С радостью прочел, что Морону нравятся мои стихи.
Конечно же, хоть я и люблю получать от Вас письма, я хорошо знаю, что их отсутствие ни в коей мере не свидетельствует об ослаблении Вашей дружбы [нрзб]
[почтовая марка - Белфаст]
14-5-31
Мой дорогой Кавафи,
Прилагаемое, возможно, заинтересует Вас, так что я пересылаю его Вам, как и предложил автор. Это молодой южноафриканец[141], в какой-то мере выучивший новогреческий (из любви к нему) [нрзб] Когда я обнаружил, что он не знаком с Башей работой, я дал ему второй экземпляр сборника Ваших ранних стихов. Я думаю, что позволю ему оставить его у себя, - он, действительно, хорошо образован, - и непременно дам ему также сборник Ваших поздних стихов.

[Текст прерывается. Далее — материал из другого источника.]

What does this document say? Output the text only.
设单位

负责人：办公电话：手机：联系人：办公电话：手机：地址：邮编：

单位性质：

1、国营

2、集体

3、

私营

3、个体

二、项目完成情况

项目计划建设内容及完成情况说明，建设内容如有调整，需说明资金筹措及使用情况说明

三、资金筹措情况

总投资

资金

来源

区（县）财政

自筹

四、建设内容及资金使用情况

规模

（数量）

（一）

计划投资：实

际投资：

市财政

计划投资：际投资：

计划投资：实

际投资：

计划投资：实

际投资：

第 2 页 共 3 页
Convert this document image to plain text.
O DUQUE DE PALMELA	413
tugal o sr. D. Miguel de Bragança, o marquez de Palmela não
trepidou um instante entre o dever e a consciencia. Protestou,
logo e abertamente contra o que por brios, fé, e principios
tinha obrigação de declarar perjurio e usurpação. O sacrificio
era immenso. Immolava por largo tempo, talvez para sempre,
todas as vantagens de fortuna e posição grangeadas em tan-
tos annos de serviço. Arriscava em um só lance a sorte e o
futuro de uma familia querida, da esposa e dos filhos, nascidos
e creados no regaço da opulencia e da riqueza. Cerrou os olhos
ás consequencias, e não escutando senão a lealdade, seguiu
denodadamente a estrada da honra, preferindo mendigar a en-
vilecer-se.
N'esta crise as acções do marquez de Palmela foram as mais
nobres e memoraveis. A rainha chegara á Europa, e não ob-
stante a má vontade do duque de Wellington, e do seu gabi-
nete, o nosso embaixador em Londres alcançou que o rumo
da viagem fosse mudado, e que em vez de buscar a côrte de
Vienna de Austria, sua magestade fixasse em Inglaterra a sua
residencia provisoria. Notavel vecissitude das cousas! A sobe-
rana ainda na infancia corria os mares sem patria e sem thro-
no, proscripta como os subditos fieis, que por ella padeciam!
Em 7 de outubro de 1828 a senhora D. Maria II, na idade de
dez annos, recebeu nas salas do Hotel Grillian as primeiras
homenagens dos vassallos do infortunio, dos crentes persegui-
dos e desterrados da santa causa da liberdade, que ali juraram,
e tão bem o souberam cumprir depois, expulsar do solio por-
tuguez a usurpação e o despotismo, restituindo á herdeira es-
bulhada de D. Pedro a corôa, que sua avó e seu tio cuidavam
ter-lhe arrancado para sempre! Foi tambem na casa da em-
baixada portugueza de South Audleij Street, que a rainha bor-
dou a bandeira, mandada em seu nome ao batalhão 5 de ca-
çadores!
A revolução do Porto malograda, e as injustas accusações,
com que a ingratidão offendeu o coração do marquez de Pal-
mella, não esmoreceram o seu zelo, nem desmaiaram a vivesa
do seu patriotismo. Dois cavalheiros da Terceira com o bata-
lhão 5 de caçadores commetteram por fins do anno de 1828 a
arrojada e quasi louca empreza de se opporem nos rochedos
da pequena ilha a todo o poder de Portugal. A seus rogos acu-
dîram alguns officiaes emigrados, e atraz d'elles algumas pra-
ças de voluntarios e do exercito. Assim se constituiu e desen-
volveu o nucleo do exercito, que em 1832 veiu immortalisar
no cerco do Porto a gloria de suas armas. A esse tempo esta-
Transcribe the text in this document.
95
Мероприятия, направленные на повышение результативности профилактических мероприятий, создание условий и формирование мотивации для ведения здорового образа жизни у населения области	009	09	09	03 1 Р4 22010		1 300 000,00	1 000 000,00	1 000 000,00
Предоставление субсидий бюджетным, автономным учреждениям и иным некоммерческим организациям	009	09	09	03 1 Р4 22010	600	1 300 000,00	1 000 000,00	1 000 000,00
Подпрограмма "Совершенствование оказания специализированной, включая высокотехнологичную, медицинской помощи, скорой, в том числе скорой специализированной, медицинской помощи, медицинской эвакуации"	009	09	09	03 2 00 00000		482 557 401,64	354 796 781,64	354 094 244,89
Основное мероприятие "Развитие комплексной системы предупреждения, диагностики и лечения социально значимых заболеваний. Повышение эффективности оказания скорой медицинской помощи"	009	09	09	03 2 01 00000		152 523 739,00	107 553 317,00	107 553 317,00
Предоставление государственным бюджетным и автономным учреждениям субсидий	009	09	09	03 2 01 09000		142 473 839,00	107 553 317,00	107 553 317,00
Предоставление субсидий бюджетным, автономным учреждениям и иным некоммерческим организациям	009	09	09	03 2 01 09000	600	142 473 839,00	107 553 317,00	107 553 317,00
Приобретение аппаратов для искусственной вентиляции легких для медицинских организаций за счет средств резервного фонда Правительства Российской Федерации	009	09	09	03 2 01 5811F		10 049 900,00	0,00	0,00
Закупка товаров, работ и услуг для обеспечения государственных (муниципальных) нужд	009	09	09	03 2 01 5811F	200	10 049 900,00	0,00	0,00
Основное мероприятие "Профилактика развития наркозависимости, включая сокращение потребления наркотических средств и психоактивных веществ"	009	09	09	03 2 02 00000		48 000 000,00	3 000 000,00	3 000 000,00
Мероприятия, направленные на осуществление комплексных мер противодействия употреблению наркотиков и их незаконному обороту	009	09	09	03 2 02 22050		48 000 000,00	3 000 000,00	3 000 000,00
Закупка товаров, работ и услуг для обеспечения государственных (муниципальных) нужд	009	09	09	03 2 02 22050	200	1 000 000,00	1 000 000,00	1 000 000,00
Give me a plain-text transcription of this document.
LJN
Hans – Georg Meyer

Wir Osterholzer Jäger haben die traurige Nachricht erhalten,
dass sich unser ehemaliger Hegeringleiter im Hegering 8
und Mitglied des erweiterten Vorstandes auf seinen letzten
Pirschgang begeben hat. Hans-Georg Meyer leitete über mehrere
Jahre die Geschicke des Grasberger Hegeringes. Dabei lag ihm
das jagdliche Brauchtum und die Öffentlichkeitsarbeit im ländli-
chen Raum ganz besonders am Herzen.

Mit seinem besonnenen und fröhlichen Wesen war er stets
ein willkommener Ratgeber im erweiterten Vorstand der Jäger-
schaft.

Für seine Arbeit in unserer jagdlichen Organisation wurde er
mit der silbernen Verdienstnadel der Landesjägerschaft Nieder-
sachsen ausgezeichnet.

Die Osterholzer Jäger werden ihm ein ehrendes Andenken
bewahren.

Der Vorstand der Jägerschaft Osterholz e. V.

Роман Пломера «Тарбот Вольф» и его рассказы «Я говорю об Африке» весьма меня заинтересовали. Он с отвращением покинул свою родину
и уехал в Японию, о которой также что-то писал, но этого мне читать не приходилось. Более того, я не видел и его стихотворений, кроме одного, про Улисса, возвращающегося на Корфу, которое мне понравилось. Это большой и славный человек, со сдержанными и четкими манерами, и это странным образом противоречит тому немногому, что я знаю о его жизни. Я думаю, что, если бы Вы ему написали, это доставило бы ему огромное удовольствие.
Я и сам собирался писать Вам: Вы часто в моих мыслях, но это Вы знаете. Я должен Вам письмо, и это я знаю, [нрзб] Я только что завершил небольшой фрагмент - всего 6000 слов, но мне нравится. Я пришлю Вам экземпляр, когда он будет напечатан.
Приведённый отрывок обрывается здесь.